Search code examples
pythonwebsocketdownloadaiohttpsimultaneous

Process websocket stream while downloading multiple files using aiohttp


I'm following instructions (here) to mirror multiple orderbooks on Binance Exchange on my local machine.

Suppose for simplicity, I wish to mirror orderbooks for 2 symbols: ETHBTC and DOGEBTC (in reality it's 350+).

First I have to buffer the websocket order-update streams:

  • wss://stream.binance.com:9443/stream?streams=ETHBTC@depth@100ms
  • wss://stream.binance.com:9443/stream?streams=DOGEBTC@depth@100ms

Now I have to download snapshots:

As soon as I have the snapshots, I apply the buffer (which is ongoing) to them, yielding a STATE.

After that, all order-updates can simply be applied to the state.

For the updates stream I can do:

        async with aiohttp.ClientSession() as session:
            async with session.ws_connect(URL) as wsock:
                async for msg in wsock:
                    if msg.type != aiohttp.WSMsgType.TEXT:
                        J = json.loads(msg.data)
                        symbol = J['data']['s']

                        process_update(symbol, J)

But how can I, once the first update has come in, initiate downloading the snapshot, with a completion handler that will process it, in such a way as to not interrupt the stream?

If I'm tracking 300 symbols, that's 300 downloads happening at the same time.

I found resources on async downloading of multiple files, but I cannot see how to integrate this with the requirement of processing the stream.

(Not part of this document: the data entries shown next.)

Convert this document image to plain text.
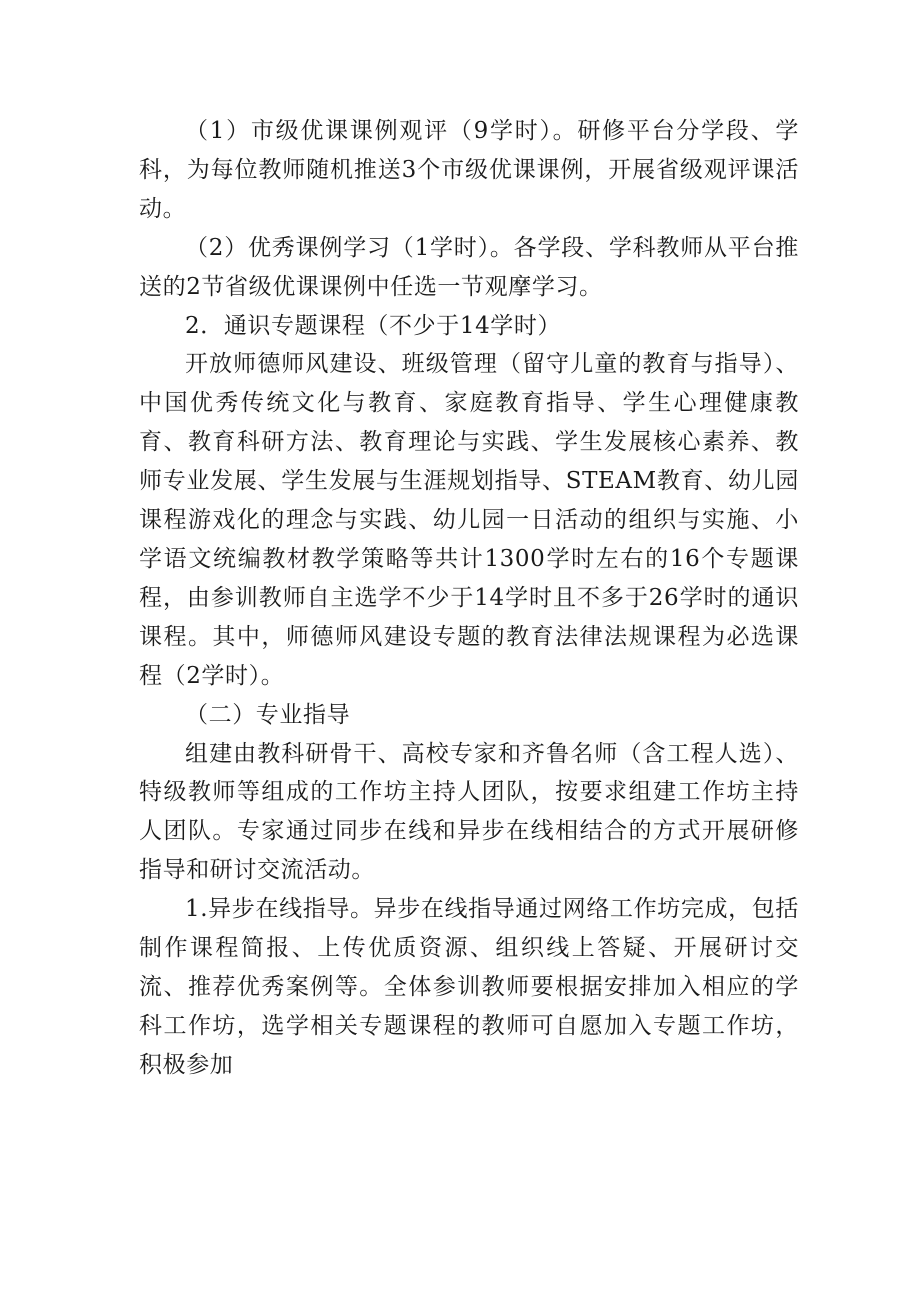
（1）市级优课课例观评（9学时）。研修平台分学段、学科，为每位教师随机推送3个市级优课课例，开展省级观评课活动。

（2）优秀课例学习（1学时）。各学段、学科教师从平台推送的2节省级优课课例中任选一节观摩学习。

2．通识专题课程（不少于14学时）

开放师德师风建设、班级管理（留守儿童的教育与指导）、中国优秀传统文化与教育、家庭教育指导、学生心理健康教育、教育科研方法、教育理论与实践、学生发展核心素养、教师专业发展、学生发展与生涯规划指导、STEAM教育、幼儿园课程游戏化的理念与实践、幼儿园一日活动的组织与实施、小学语文统编教材教学策略等共计1300学时左右的16个专题课程，由参训教师自主选学不少于14学时且不多于26学时的通识课程。其中，师德师风建设专题的教育法律法规课程为必选课程（2学时）。

（二）专业指导

组建由教科研骨干、高校专家和齐鲁名师（含工程人选）、特级教师等组成的工作坊主持人团队，按要求组建工作坊主持人团队。专家通过同步在线和异步在线相结合的方式开展研修指导和研讨交流活动。

1.异步在线指导。异步在线指导通过网络工作坊完成，包括制作课程简报、上传优质资源、组织线上答疑、开展研讨交流、推荐优秀案例等。全体参训教师要根据安排加入相应的学科工作坊，选学相关专题课程的教师可自愿加入专题工作坊，积极参加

I could always do the downloads in a separate thread, but isn't this fighting the architecture goals of aiohttp?

REF:


Solution

  • Answer thanks to graingert on IRC Freenode #python 🙏

    import anyio.to_thread
    
    
    async def foo():
        async def download(symbol):
            async with session.get(f"{url}/{symbol}") as resp:
                await do_something(resp)
    
        async with aiohttp.ClientSession() as session, session.ws_connect(
            URL
        ) as wsock, anyio.create_task_group() as tg:
            async for msg in wsock:
                if msg.type != aiohttp.WSMsgType.TEXT:
                    J = json.loads(msg.data)
                    symbol = J["data"]["s"]
    
                    tg.start_soon(download, symbol)
                    await anyio.to_thread.run(process_update, symbol, J)